It’s much more than a logo: Branding ABCs (or act, be, see) (4/8) 🎨
We have talked about your competitive positioning and how important that is to your brand.
We have talked about your company culture and how important that is to your brand.
It’s time to talk about “brand”: what is branding, after all?
To answer that question, I would like to thank the wonderful Kriston Sellier, founder of id8, for sitting down with me to explain branding and why it matters.
Understand Branding
Branding is, Kriston tells us, “the identity of an organization”.
It is telling the world “who we are, and what we do”, and in doing so “has the ability to create a subconscious connection… In the design world we refer to that as ‘emotional connection’ which people make in milliseconds … without logic or logical thinking”.
See the Branding
What a lot of people think of when they hear the word “branding” is a logo.
And that is an important part of it. But a part of a greater whole.
A logo itself is made up of “the tangibles of a brand …the logo, the color palette, and the style”.

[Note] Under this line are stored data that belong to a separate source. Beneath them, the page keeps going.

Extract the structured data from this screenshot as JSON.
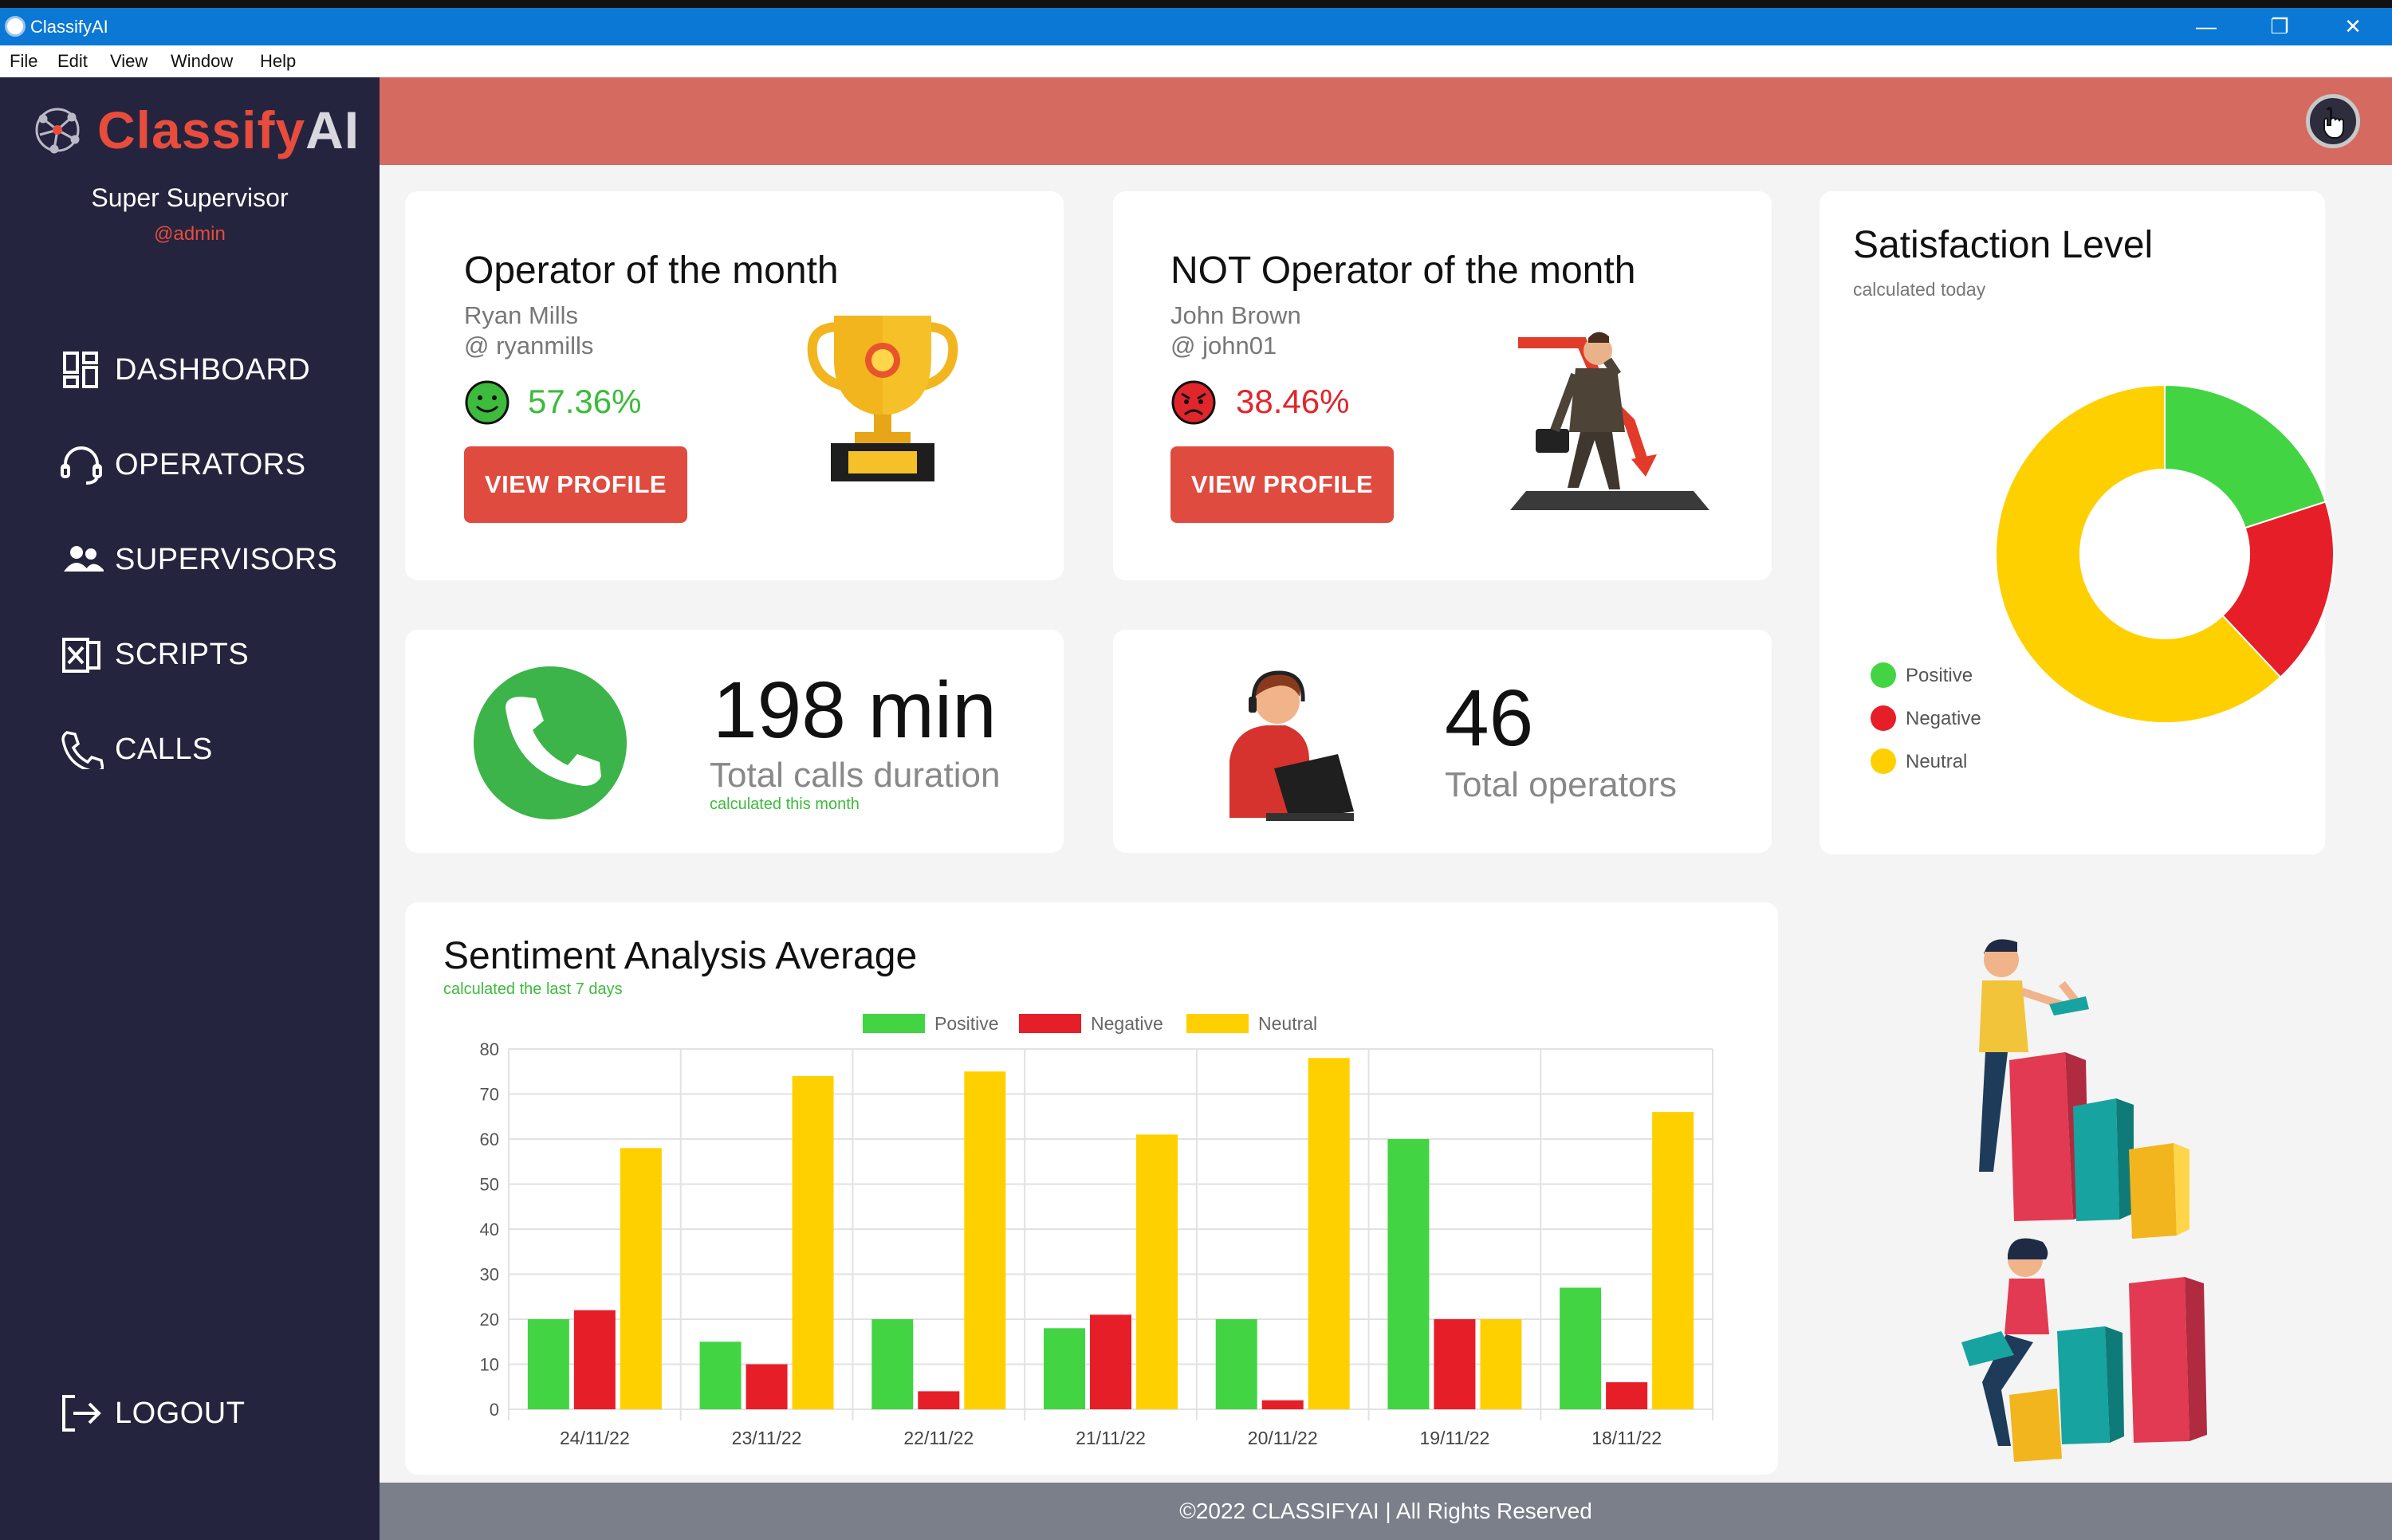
{
  "window": {
    "title": "ClassifyAI",
    "controls": [
      "—",
      "❐",
      "✕"
    ]
  },
  "menu": {
    "items": [
      "File",
      "Edit",
      "View",
      "Window",
      "Help"
    ]
  },
  "sidebar": {
    "logo_part1": "Classify",
    "logo_part2": "AI",
    "role": "Super Supervisor",
    "handle": "@admin",
    "nav": [
      {
        "label": "DASHBOARD",
        "icon": "dashboard-icon"
      },
      {
        "label": "OPERATORS",
        "icon": "headset-icon"
      },
      {
        "label": "SUPERVISORS",
        "icon": "users-icon"
      },
      {
        "label": "SCRIPTS",
        "icon": "excel-file-icon"
      },
      {
        "label": "CALLS",
        "icon": "phone-icon"
      }
    ],
    "logout": "LOGOUT"
  },
  "operator_best": {
    "title": "Operator of the month",
    "name": "Ryan Mills",
    "username": "@ ryanmills",
    "score": "57.36%",
    "button": "VIEW PROFILE",
    "color": "#3cbb3c"
  },
  "operator_worst": {
    "title": "NOT Operator of the month",
    "name": "John Brown",
    "username": "@ john01",
    "score": "38.46%",
    "button": "VIEW PROFILE",
    "color": "#e0262c"
  },
  "calls_duration": {
    "value": "198 min",
    "caption": "Total calls duration",
    "note": "calculated this month"
  },
  "operators_total": {
    "value": "46",
    "caption": "Total operators"
  },
  "satisfaction": {
    "title": "Satisfaction Level",
    "note": "calculated today",
    "legend": [
      "Positive",
      "Negative",
      "Neutral"
    ]
  },
  "sentiment": {
    "title": "Sentiment Analysis Average",
    "note": "calculated the last 7 days"
  },
  "footer": {
    "text": "©2022 CLASSIFYAI | All Rights Reserved"
  },
  "colors": {
    "positive": "#43d443",
    "negative": "#e61e28",
    "neutral": "#ffd000",
    "accent": "#e04b3f",
    "sidebar": "#24243e"
  },
  "chart_data": [
    {
      "type": "pie",
      "labels": [
        "Positive",
        "Negative",
        "Neutral"
      ],
      "values": [
        20,
        18,
        62
      ]
    },
    {
      "type": "bar",
      "categories": [
        "24/11/22",
        "23/11/22",
        "22/11/22",
        "21/11/22",
        "20/11/22",
        "19/11/22",
        "18/11/22"
      ],
      "series": [
        {
          "name": "Positive",
          "values": [
            20,
            15,
            20,
            18,
            20,
            60,
            27
          ]
        },
        {
          "name": "Negative",
          "values": [
            22,
            10,
            4,
            21,
            2,
            20,
            6
          ]
        },
        {
          "name": "Neutral",
          "values": [
            58,
            74,
            75,
            61,
            78,
            20,
            66
          ]
        }
      ],
      "ylim": [
        0,
        80
      ],
      "yticks": [
        0,
        10,
        20,
        30,
        40,
        50,
        60,
        70,
        80
      ],
      "legend": "top-center",
      "grid": true
    }
  ]
}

Another tangible and visible aspect of the brand is “words like the tagline, the words on a website, how people answer the phone or greet customers and clients” and more.
Which brings us to …
Act the Branding
“The intangibles of the brand”, which are what comprises company culture.
In Kriston’s own words again: “It is the feel of being a part of an organization, the experiences, or one could call it the vibe of an organization”.
What is your brand?
Your brand is what people see when they look at your business, what they hear when they communicate with your business, and how they feel when they interact with your business.
In a small business much of the brand comes from the values of the founder. Their beliefs, values, their persona many times is the kindling for the brand to catch fire.
As a company grows, those beliefs, values, and personas become the vision of the brand and are written down. This doesn’t just happen. This must be intentional.
If you leave it up to chance, then “people’s perceptions – right or wrong, will become the brand”.
What next
How are you being intentional about building your brand?
Because:
Ultimately a strong brand communicates the truth. That’s what “good citizens” want – the truth. Customers appreciate and applaud when a business is honest and straightforward. That truth creates customers that will be customers for a lifetime.